Coordinated Induction of GST and MRP2 by cAMP in Caco-2 Cells. Role of protein kinase A signaling pathway and toxicological relevance.

ARANA MR; TOCCHETTI GN; DOMIZI P; ARIAS A; RIGALLI JP; RUIZ ML; LUQUITA MG; BANCHIO C; MOTTINO AD; VILLANUEVA SSM

TOXICOLOGY AND APPLIED PHARMACOLOGY

ACADEMIC PRESS INC ELSEVIER SCIENCE

Lugar: Amsterdam; Año: 2015

0041-008X

The cAMP pathway is a universal signaling regulating many cellular processes including metabolic routes, growth and differentiation, whereas its effects on xenobotic biotransformation and transport systems are poorly characterized. The effect of cAMP on expression and activity of GST and MRP2 was evaluated in Caco-2 cells, a model of intestinal epithelium.

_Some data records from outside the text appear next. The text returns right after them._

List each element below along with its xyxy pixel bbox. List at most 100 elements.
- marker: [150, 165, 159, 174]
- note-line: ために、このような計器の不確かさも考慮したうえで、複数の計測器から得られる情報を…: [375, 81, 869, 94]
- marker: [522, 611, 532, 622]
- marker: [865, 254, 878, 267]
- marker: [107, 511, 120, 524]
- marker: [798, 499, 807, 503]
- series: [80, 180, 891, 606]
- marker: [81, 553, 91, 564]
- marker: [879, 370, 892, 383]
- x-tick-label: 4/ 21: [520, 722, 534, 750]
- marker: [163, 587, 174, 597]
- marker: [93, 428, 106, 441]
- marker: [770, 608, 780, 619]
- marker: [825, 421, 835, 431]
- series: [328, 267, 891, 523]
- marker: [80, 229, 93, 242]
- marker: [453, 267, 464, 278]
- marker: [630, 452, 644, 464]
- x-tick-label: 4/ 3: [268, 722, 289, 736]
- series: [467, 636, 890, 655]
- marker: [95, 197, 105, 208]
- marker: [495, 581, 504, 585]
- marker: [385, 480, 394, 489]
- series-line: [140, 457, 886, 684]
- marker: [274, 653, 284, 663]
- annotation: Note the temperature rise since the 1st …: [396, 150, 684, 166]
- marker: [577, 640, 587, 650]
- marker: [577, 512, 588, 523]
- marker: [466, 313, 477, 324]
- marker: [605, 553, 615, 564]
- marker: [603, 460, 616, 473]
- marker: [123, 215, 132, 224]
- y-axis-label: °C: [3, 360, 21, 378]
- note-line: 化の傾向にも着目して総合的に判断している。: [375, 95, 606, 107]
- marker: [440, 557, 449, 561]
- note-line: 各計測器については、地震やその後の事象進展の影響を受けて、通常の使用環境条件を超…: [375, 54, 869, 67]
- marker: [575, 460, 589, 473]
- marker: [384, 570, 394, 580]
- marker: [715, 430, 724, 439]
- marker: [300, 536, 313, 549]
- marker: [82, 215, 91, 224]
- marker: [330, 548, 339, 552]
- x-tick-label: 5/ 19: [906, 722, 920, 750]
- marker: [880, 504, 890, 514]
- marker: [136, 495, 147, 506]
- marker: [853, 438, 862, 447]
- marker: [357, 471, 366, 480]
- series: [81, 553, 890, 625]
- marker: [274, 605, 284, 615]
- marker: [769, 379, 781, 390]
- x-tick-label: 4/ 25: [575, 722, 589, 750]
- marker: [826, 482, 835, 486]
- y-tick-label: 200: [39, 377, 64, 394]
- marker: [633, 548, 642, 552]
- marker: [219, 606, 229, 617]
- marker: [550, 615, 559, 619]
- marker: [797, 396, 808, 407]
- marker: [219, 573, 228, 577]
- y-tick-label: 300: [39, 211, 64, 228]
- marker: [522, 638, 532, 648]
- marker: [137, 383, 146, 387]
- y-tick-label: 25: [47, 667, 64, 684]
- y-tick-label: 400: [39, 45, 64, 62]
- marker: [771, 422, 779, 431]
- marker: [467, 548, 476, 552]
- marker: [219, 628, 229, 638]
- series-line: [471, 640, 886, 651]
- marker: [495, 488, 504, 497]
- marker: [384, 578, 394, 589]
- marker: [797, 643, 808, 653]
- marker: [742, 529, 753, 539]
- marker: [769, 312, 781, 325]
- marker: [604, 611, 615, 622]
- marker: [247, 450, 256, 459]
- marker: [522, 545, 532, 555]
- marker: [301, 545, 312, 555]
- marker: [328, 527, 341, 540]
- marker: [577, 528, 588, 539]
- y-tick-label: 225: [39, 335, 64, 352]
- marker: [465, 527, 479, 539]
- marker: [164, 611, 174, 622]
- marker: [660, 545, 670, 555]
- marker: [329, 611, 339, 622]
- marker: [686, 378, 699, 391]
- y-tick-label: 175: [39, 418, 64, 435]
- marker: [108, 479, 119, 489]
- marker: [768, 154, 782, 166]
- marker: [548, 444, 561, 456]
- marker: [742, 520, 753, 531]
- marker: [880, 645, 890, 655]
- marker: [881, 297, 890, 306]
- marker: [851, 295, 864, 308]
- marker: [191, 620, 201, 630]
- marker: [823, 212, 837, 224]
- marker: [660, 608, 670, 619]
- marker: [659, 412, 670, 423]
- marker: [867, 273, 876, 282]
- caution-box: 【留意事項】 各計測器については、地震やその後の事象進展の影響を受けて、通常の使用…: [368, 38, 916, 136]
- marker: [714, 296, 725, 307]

Cells incubated with the cAMP permeable analog dibutyryl cyclic AMP (db-cAMP: 1-10-100 μM) for 48 h exhibited a dose response increase in GST class α and MRP2 protein expression. Incubation with forskolin, an activator of adenylyl cyclase, confirmed the association between intracellular cAMP and upregulation of MRP2. Consistent with increased expression of GSTα and MRP2, db-cAMP enhanced their activities, as well as cytoprotection against the common substrate 1-chloro-2,4-dinitrobenzene. Pretreatment with protein kinase A (PKA) inhibitors totally abolished upregulation of MRP2 and GSTα induced by db-cAMP. In silico analysis together with experiments consisting in treatment with db-cAMP of Caco-2 cells transfected with a reporter construct containing CRE and AP-1 sites evidenced participation of these sites in MRP2 upregulation. Further studies involving the transcription factors CREB and AP-1 (c-JUN, c-FOS and ATF2) demonstrated increased levels of total c-JUN and phosphorylation of c-JUN and ATF2 by db-cAMP, which were suppressed by a PKA inhibitor. Co-immunoprecipitation and ChIP assay studies demonstrated that db-cAMP increased c-JUN/ATF2 interaction, with further recruitment to the region of the MRP2 promoter containing CRE and AP-1 sites. We conclude that cAMP induces GSTα and MRP2 expression and activity in Caco-2 cells via PKA pathway, thus regulating detoxification of specific xenobiotics.